A FORMAÇÃO DE UM CAMPO: O INÍCIO DA HISTÓRIA DAS MULHERES NO BRASIL (1930-1970). IGOR RENATO MACHADO DE LIMA


Na obra de Alcântara Machado, Vida e morte do bandeirante, publicada em 1929, o autor analisa pela primeira vez os inventários post mortem e testamentos paulistas.  Debatendo com Olivera Viana, o historiador de São Paulo colonial expõe as difíceis condições de existência dos bandeirantes paulistas que viviam na pobreza, distantes do centro Metropolitano. Com uma abordagem descritiva dessas fontes, compõe um quadro do cotidiano dos bandeirantes, homens valentes que saiam ao sertão. A interiorização e o isolamento fariam da população da vila de São Paulo, uma sociedade pobre, com baixos níveis de riqueza. Todavia, a falta de fortuna era relativizada com a presença de alguns artefatos materiais de relativo luxo do mobiliário, o qual tornava-se mais promissor a medida que se aproximava da mineração.[1]
Em um contexto de transformações lentas na vida material, as mulheres bandeirantes paulistas eram proprietárias de poucos e escassos bens e escravos. Dedicavam-se aos afazeres domésticos e às roças, cuidando dos próprios filhos e da prole ilegítima dos esposos. “Aproveitemos, porém, a ausência do chefe de família, partido para o sertão ao serviço de Sua Majestade, no descimento do gentio ou no descobrimento de metais e pedras preciosas; e, como a mulher e os filhos estão longe também, no sítio da roça, penetremos, abafando os passos, num desses casarões sorumbáticos da vila adormecida”, dizia o autor ao referir-se às famílias da “aristocracia da colônia”. [2]
Para Alcântara Machado, a família representava a “unidade social da sociedade paulista”, pois ela significava a solidificação dos indivíduos no espaço inóspito do planalto. Ademais, a “congregação familiar” tinha um caráter homogêneo e pacificador.
“Organização defensiva, o agrupamento parental exige um chefe que a conduza e governe à feição romana, militarmente. Daí, a autoridade incontestável do pai de família sobre a mulher, a prole, os escravos e também os agregados ou familiares, proprietários livres, que acolhem ao calor da sua fortuna e à sombra do seu prestígio e que lembram a clientela do patriciado”.[3]

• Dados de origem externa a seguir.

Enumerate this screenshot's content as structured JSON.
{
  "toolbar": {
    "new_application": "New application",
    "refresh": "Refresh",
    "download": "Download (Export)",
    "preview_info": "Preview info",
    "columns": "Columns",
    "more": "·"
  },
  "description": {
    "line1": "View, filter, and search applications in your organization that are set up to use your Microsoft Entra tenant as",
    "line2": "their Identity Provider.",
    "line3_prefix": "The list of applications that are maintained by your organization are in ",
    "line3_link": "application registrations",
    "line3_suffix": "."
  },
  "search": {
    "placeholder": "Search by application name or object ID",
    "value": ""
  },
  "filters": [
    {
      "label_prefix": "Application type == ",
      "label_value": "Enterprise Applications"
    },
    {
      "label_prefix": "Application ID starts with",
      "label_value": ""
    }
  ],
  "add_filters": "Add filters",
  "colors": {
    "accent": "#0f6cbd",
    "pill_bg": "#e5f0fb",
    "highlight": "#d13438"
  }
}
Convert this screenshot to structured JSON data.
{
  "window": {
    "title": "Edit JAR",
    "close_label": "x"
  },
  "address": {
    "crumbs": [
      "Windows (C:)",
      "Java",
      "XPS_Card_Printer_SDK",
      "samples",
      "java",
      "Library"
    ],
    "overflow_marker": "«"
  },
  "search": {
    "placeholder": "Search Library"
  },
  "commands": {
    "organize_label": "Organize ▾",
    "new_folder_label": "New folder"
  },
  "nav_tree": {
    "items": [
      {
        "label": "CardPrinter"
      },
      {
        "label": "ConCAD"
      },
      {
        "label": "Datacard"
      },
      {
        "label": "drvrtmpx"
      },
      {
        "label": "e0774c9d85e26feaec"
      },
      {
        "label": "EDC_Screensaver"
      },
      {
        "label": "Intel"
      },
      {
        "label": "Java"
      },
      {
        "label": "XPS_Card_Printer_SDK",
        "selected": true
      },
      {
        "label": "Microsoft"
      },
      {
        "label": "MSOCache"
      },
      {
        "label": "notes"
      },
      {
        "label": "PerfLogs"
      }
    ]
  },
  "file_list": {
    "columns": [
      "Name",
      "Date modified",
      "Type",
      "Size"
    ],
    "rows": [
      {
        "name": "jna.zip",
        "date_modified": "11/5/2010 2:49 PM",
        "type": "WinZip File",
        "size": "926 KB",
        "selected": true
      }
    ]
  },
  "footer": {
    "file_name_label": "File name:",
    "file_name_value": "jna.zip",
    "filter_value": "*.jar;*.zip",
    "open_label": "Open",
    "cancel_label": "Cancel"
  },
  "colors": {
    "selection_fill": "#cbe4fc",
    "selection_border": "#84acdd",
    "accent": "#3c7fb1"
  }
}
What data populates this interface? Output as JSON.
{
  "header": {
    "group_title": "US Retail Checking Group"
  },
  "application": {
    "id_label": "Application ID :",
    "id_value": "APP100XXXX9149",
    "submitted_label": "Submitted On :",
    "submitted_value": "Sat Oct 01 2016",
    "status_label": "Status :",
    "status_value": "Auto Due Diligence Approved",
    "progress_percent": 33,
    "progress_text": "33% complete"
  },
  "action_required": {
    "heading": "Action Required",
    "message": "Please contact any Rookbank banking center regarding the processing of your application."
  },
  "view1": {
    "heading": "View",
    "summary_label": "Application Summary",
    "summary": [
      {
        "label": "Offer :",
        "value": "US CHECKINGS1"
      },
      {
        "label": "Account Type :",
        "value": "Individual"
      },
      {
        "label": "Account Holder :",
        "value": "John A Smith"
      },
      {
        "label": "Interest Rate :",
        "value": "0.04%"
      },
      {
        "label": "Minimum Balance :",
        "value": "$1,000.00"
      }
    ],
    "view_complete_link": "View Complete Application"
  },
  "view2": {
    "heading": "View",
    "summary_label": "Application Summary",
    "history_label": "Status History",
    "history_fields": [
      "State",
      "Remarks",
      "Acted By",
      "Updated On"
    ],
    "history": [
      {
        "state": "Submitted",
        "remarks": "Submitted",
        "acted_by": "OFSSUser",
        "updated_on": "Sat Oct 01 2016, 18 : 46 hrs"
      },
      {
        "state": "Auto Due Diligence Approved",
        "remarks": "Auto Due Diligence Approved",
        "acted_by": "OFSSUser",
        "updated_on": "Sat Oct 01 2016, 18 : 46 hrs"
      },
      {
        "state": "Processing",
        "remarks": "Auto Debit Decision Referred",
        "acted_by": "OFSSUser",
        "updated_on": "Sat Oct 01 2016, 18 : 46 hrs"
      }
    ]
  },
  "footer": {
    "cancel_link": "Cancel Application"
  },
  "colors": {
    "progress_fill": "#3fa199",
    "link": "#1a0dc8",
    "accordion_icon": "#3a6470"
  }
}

Nessa perspectiva, o poder inquestionável do patriarca não possuía limites. No entanto, a subordinação e opressão feminina davam-se de maneira passiva e até mesmo por desejo dela. “Acostumada à sujeição e desobediência, a mulher, pupila eterna do pai e do marido. Vive enclausurada em meio às mucamas, sentada no seu estrado, a coser e lavrar e fazer renda e rezar as orações, bons costumes em que se resume a sua educação”. Nessa condição, às mulheres apenas restava a sujeição do convento e o matrimônio.[4]
Ao lado da família legítima, estavam as uniões entre os colonizadores e as representações das índias concubinas prisioneiras de guerra, que faziam parte dos despojos dos vencedores. No que se refere ao papel das escravas indígenas em São Paulo Machado possui uma posição ambígua. Por um lado, a índia era “robusta e faceira”, estando sempre disponível às investidas dos senhores. Conforme o historiador, o português
"aliviado de escrúpulos e preconceitos que deixou na pátria distante, como bagagem incômoda, à hora da partida, com a sensualidade fustigada pelas solicitações da natureza tropical, pisando a terra da colônia como terra conquistada e consciente da sua superioridade sobre o íncola e o africano, o branco não encontra embaraços à atração que o impele para a índia robusta e faceira e para a negra impudente. Nem a ação da lei, num meio desgovernado em que a justiça é ilusória; nem o freio da opinião, num ambiente em que todos são culpados da mesma fraqueza: nem sequer o temor de Deus..." [5]
 Por outro lado, as escravas faziam parte do botim da conquista colonial, tendo o autor notado que
“repetem-se aqui, há trezentos anos, as práticas brutais dos guerreiros de Homero e de Moisés. Preada em combate entre os despojos dos vencidos, a índia passa por direito de conquista a concubina do vencedor. Em sua origem, o concubinato doméstico é então, como sempre em toda a parte, a apropriação conjugal dos prisioneiros de guerra”.[6]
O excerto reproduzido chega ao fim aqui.